The slew of events is part of the SPCA's Hounds for Heroes celebration, a new, free event this summer that combines the Hound Hike and Dog Days of Summer, held in previous years, to create something bigger and better. It will be held July 11 on the shelter grounds, 2100 Lockport Road.
The event was spun out of the SPCA's Dog Tags Niagara program, run by veterans, for veterans, as a sort of therapeutic exercise.
"We pair up veterans returning from Iraq and Afghanistan (who have) some issues, PTSD or injuries, (and) we hook them up with some of our most 'deemed unadoptable' dogs and a trainer and everyone gets well," SPCA Director of Development Polla Milligan said.
Though the event benefits the SPCA, she said the group also wanted to shine a spotlight on local veterans, some of whom are actively involved in organizing Hounds and Heroes.
"We want to show that we are not only a part of the community, but we support the community. We do also want to give back," Milligan said. "So this is our first event where we're giving back, and we're giving back to first responders and also to veterans. It's really important for us to do that. We don't just want to be there all the time with our handout, expecting donations. We also want to return the favor."

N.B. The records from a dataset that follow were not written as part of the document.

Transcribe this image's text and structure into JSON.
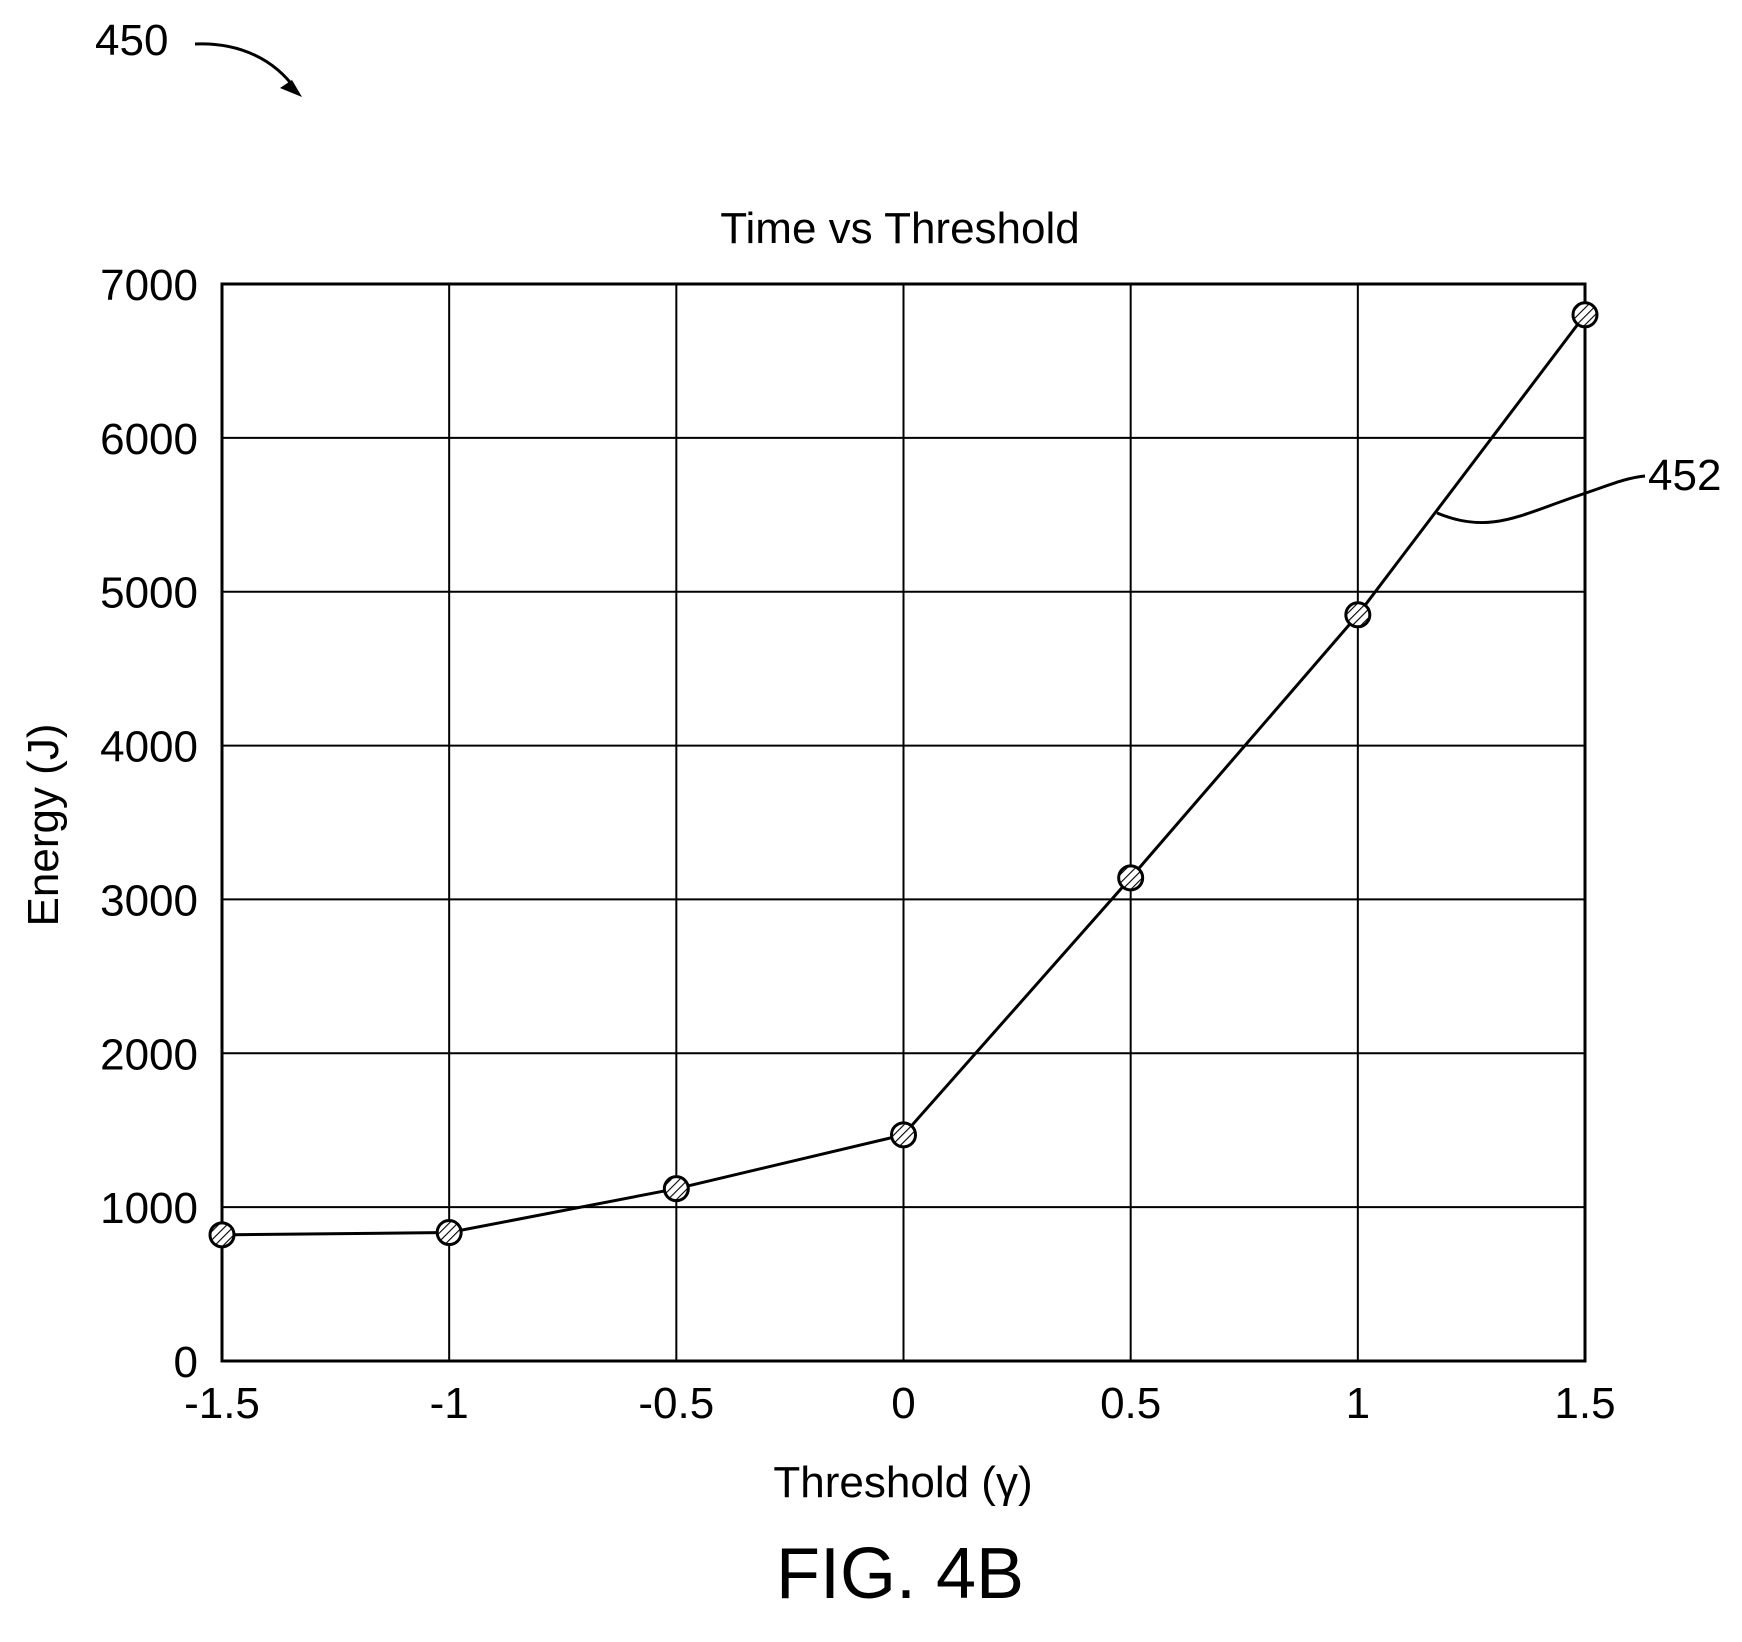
{
  "figure": {
    "ref_label": "450",
    "caption": "FIG. 4B",
    "line_ref_label": "452"
  },
  "colors": {
    "ink": "#000000",
    "background": "#ffffff",
    "marker_fill": "#ffffff"
  },
  "chart_data": {
    "type": "line",
    "title": "Time vs Threshold",
    "xlabel": "Threshold (γ)",
    "ylabel": "Energy (J)",
    "xlim": [
      -1.5,
      1.5
    ],
    "ylim": [
      0,
      7000
    ],
    "x_ticks": [
      -1.5,
      -1,
      -0.5,
      0,
      0.5,
      1,
      1.5
    ],
    "x_tick_labels": [
      "-1.5",
      "-1",
      "-0.5",
      "0",
      "0.5",
      "1",
      "1.5"
    ],
    "y_ticks": [
      0,
      1000,
      2000,
      3000,
      4000,
      5000,
      6000,
      7000
    ],
    "y_tick_labels": [
      "0",
      "1000",
      "2000",
      "3000",
      "4000",
      "5000",
      "6000",
      "7000"
    ],
    "grid": true,
    "marker": "hatched-circle",
    "series": [
      {
        "x": [
          -1.5,
          -1,
          -0.5,
          0,
          0.5,
          1,
          1.5
        ],
        "y": [
          820,
          835,
          1120,
          1470,
          3140,
          4850,
          6800
        ]
      }
    ]
  }
}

Hamlet, pictured, lives with a veteran who takes part in the Dog Tags Niagara program. (Photo by Joe Ruszala, courtesy of the SPCA of Niagara County)
In keeping with that theme, the day's events will include a tribute to first responders, an American Red Cross bloodmobile on site and demonstrations by the Niagara County mounted and K-9 sheriffs.
There also will be a parade led by Dog Tags participants; State Sen. Rob Ortt, also a veteran; and WGRZ's Adam Benigni, whose brother is a veteran, with his recently adopted dog. Visitors are encouraged to dress their pets up in red, white and blue to participate.
The stars and stripes are a recurring theme in the event Milligan said was "everything American."
In addition to the parade and aforementioned patriotic pet contest, visitors will vote for shelter cats and dogs to be named president, vice president and secretary of state for their respective species. Those animals' photos will hang in the SPCA's lobby until next summer, when a new round of pet politicians will be elected.
Plus, it doesn't get more American than an apple-pie-baking contest. Unless, of course, you follow it up with an apple-pie-eating contest, which the SPCA fully intends to do.
Other patriotic presentations include Zumba dancers in red, white and blue performing in the afternoon, a classic car and motorcycle show and a motorcycle run organized by Hogs and Heroes.
Registration for the auto show begins at 10 a.m. and costs $5, with the first 50 participants awarded a plaque for their cars. The motorcycle run begins at 9:30 a.m. Participants will ride to Olcott Beach and have breakfast before heading back to the SPCA around the end of the parade.
Throughout the day, there will be live music, a Chiavetta's chicken barbecue and vendors selling hot dogs, hamburgers, veggie burgers, ice cream and fried dough. There will be games, face-painting and clowns for children.
"It's just going to be this carnival kind of fun, wonderful day, all to benefit the SPCA," Milligan said.
The event will take place rain or shine. The Niagara Falls Air Reserve Station has supplied tents for use in case of showers.
The event is free to attend, though visitors are asked to bring a jar of peanut butter as a donation. The peanut butter is frozen into treats for the shelter's animals. Brand does not matter, though creamy is preferred.